If Washington recognizes the legitimacy of same-sex marriages, it would give district gay and lesbian couples the ability to argue that Massachusetts officials could issue them marriage licenses even while observing the 1913 law, which this week became the target of two lawsuits challenging its constitutionality.
Wayne Witkowski, the deputy attorney general for Washington, confirmed that Spagnoletti had advised Williams on the district’s marriage law, but wouldn’t disclose whether or not Spagnoletti had deemed such marriages as legal. While Witowski said that he didn’t know when Williams would make public any directives regarding same-sex marriages, he also said that Washington “needs to be ahead of the curve in instructing various agencies about what they should do when same-sex couples claim they are married and present a marriage license.”
Witkowski said he was not aware of any same-sex couple who had thus far raised such a claim.

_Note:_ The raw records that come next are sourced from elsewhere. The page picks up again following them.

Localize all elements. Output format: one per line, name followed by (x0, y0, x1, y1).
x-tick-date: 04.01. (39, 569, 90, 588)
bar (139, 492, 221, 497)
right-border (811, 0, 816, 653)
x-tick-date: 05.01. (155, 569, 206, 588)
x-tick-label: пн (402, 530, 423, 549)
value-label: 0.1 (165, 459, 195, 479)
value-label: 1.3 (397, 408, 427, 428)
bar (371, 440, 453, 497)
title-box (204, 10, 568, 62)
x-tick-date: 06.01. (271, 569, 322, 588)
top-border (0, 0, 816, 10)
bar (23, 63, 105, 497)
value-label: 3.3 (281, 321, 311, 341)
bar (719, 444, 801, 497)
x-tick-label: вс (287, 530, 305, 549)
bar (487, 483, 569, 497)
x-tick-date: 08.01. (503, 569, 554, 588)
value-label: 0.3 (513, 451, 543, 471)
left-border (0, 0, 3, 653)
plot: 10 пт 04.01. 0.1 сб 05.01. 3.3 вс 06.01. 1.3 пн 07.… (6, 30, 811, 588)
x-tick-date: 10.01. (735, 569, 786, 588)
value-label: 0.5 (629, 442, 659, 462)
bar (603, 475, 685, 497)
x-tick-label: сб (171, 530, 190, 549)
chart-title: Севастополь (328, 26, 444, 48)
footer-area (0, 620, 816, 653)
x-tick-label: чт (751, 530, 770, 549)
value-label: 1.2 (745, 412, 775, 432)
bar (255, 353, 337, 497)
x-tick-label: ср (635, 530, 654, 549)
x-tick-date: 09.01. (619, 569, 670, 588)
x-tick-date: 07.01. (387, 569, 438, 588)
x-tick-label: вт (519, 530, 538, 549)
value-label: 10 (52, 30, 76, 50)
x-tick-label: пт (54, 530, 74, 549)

The District of Columbia has no law, such as the federal Defense of Marriage Act (DOMA), that specifically states it can’t recognize same-sex marriages. However, the city’s home rule charter allows Congress to pass or repeal with a simple majority vote any law pertaining to the district.
Some gay activists fear that should Washington recognize same-sex marriages, Republicans who control both branches of Congress would then introduce legislation to ban all same-sex marriages in the city. With the Senate scheduled for a July 12 vote on the Federal Marriage Amendment, same-sex marriage advocates are fearful about a political backlash if Williams rules in their favor.
Rosenstein said that for some conservative lawmakers, banning same-sex marriage in Washington earns “political points” in their home states. He also said he believes that an effort to introduce legislation in Congress to enact a DOMA in Washington will allow those in favor of the Federal Marriage Amendment to assess their congressional support. Rosentein said the effort could be viewed as a “dry run” for the July 12 clash over the constitutional amendment proposal.